10 de abril de
2012
Não,
a revolução não foi transmitida porque ela derrotou um golpe de Estado
que havia sido concebido, executado e difundido pelos meios de
comunicação do país, um setor da sociedade a quem cabe a missão de
divulgar as notícias e não de fabricá-las.
Esta
estranha história aconteceu há exatamente dez anos na Venezuela. No dia
11 de abril de 2002 – após uma greve planejada por velhos pelegos do
movimento sindical com o apoio dos patrões – a polícia da prefeitura da
cidade de Caracas atirou e matou de forma organizada e seletiva diversos
partidários do governo e – a partir de uma estratégia previamente
estabelecida – responsabilizou esse mesmo governo pelas mortes.
Em
seguida, também segundo um planejamento que se supõe tenha sido
coordenado pelos governos dos Estados Unidos e da Espanha, alguns
generais golpistas foram chamados e lhes foi atribuída a incumbência de
exigir do presidente Hugo Chávez a sua renúncia. Como o mandatário não
aceitou essa imposição, foi então levado preso para uma ilha próxima ao
território continental do país.
Após
ter desfechado o golpe e como é natural nesse tipo de procedimento, os
conspiradores se lançaram – com a ferocidade de cães furiosos – à caça
de partidários do governo, prendendo-os e até matando-os com o objetivo
de aplacar qualquer resistência.
Setores remanescentes do governo que não haviam sido atingidos pela
repressão, organizaram-se rapidamente e convocaram as organizações
populares espalhadas por todo o país, que responderam prontamente.
Dois
dias depois, em 13 de abril de 2002, uma gigantesca manifestação popular
que levou às ruas de Caracas mais de dois milhões de pessoas cercou o
palácio governamental de Miraflores, onde os golpistas haviam se
refugiado, e os expulsou de forma humilhante.
Diversos episódios envolveram a ação da horda reacionária golpista
durante esse breve período. Muitos deles são truculentos e alguns poucos
têm um toque até irônico – como o do corneteiro que recusou obedecer à
ordem de um general golpista para que executasse o seu instrumento em
honra ao recém-empossado Pedro Carmona, mais tarde cognominado de
“Pedro, o Breve” – alegando que não o faria porque somente receberia
ordens do presidente da República.

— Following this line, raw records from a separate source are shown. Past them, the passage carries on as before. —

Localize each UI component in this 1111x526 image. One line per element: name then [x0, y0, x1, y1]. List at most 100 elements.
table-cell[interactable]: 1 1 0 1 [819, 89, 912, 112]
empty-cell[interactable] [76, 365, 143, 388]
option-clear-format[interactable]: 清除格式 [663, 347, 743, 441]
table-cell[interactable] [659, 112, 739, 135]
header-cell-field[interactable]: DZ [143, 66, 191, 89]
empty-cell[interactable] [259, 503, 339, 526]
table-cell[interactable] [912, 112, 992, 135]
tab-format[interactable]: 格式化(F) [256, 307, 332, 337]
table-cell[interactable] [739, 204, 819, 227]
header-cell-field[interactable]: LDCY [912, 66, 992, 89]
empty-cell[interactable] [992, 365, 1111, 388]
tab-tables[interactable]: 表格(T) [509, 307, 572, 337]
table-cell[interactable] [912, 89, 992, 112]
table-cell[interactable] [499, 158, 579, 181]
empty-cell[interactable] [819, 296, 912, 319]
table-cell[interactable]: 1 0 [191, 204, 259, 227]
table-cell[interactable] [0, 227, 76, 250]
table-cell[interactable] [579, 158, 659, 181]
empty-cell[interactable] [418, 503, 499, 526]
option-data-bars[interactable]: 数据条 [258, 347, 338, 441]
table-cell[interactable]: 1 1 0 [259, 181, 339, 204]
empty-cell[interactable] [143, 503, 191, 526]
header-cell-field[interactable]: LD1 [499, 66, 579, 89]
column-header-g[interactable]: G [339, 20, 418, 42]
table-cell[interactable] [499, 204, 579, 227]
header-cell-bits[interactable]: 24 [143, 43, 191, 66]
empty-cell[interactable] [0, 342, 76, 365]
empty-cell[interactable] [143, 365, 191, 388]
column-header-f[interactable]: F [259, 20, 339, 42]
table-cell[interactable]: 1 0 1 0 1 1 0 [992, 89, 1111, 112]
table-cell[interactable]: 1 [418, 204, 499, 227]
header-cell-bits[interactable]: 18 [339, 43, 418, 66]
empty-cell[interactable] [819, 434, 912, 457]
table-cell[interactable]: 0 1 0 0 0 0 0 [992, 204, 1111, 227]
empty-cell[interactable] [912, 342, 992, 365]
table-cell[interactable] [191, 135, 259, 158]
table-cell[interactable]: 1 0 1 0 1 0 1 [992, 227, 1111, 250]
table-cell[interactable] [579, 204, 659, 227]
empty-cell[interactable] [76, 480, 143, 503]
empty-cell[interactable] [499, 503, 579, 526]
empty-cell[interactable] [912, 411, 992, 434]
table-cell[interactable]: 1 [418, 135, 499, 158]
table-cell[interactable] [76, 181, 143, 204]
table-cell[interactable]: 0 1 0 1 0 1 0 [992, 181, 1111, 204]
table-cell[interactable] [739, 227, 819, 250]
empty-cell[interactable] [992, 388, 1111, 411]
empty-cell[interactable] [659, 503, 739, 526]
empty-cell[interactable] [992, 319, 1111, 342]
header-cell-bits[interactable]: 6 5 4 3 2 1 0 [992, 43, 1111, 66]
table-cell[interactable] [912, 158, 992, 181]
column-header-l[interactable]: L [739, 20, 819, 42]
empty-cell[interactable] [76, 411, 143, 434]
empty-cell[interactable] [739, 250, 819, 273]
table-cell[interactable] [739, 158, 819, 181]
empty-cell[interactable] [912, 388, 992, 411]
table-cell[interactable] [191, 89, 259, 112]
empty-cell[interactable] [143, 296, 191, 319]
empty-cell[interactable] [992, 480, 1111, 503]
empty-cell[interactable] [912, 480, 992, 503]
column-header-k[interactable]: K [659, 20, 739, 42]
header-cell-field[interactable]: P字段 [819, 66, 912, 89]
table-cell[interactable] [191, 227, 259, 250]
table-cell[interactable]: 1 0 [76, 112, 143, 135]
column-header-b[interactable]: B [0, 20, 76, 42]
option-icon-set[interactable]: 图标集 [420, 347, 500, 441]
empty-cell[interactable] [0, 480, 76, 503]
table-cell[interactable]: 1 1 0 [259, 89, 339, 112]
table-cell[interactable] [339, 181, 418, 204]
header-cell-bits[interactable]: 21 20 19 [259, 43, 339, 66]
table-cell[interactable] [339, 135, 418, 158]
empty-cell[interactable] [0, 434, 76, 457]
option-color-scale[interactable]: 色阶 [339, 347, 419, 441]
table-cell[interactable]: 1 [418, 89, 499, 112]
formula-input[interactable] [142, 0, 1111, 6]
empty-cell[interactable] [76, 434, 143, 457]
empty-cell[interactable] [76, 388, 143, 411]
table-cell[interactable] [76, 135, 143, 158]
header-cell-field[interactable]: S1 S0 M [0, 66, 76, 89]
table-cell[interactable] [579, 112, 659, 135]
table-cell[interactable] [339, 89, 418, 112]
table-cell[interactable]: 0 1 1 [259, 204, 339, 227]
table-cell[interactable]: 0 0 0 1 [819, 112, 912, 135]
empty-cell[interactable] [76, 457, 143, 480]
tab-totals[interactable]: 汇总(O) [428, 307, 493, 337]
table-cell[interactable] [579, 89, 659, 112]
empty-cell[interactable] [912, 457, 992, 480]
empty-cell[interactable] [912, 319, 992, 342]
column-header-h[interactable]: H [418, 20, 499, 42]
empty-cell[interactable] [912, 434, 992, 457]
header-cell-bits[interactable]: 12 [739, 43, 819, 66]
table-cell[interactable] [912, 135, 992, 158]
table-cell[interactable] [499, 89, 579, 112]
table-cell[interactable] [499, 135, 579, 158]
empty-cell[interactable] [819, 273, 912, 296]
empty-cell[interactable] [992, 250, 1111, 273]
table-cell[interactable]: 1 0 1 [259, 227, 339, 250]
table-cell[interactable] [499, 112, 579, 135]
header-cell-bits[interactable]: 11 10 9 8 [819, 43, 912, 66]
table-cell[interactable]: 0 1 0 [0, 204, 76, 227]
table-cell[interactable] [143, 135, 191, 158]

Conta-se que o general o advertiu em
seguida, dizendo que ele poderia perder a sua posição. O soldado teria
respondido ao general:
– O
senhor é que poderá perder a sua posição quando o presidente retornar!
O
presidente finalmente voltou – nos braços do povo – no dia 13 de abril e
então naquela sucessão de acontecimentos absurdos e verdadeiramente
surrealistas – dignos da fabulação de um escritor como Gabriel Garcia
Márquez – de golpes de Estado orquestrados pelos meios de comunicação,
falsas atribuições de assassinatos, mentiras propaladas pela imprensa
como a de que o presidente havia renunciado, sobreveio uma ainda mais
estranha situação. Após o retorno do presidente constitucional do país e
a sua reintegração ao poder, os meios de comunicação se recusaram a
informar o que estava acontecendo à população.
Foi
por intermédio de um órgão de informação do exterior que o mundo tomou
conhecimento que a ordem constitucional havia sido restabelecida na
Venezuela. Somente aos poucos a população dessa nação vizinha, situada
no noroeste da América do Sul, começou a saber não somente do que havia
acontecido como também do que estava ocorrendo.
Esse
fato histórico – por si só extraordinário em todas as suas
circunstâncias – marca também o início das grandes transformações porque
passa hoje a América Latina.
Tendo como pólo de irradiação um pequeno país, o caminho da nossa
América rumo à sua libertação vem se acentuado – malgrado todas as
incertezas e os golpes de Estado, que ainda continuam a existir – nos
últimos anos.
A
celebração desta grande vitória popular que ocorre no momento na
Venezuela coincide também com o início da desintegração da Organização
dos Estados Americanos (OEA), entidade fantoche que legitimou durante
toda a segunda metade do século passado os golpes de Estado – na
verdade, mais de 200 – que se abateram de forma trágica por todo o
subcontinente, uma grande parte deles sob a inspiração e coordenação dos
Estados Unidos da América.
Nesta mesma desmoralizada organização – tão desacreditada quanto as
Nações Unidas, que somente servem para legitimar as guerras promovidas
pelos Estados Unidos, Europa e Israel – vários países estarão
participando pela última vez e outros – como o Equador – já nem
participarão mais.
A
Venezuela, por sua vez, recuperada dos vários golpes e desestabilizações
porque passou, recompôs o seu desenvolvimento econômico em outras bases
e hoje pode se gabar de ser um dos países que mais reduziu a distância
entre ricos e pobres em todo o mundo.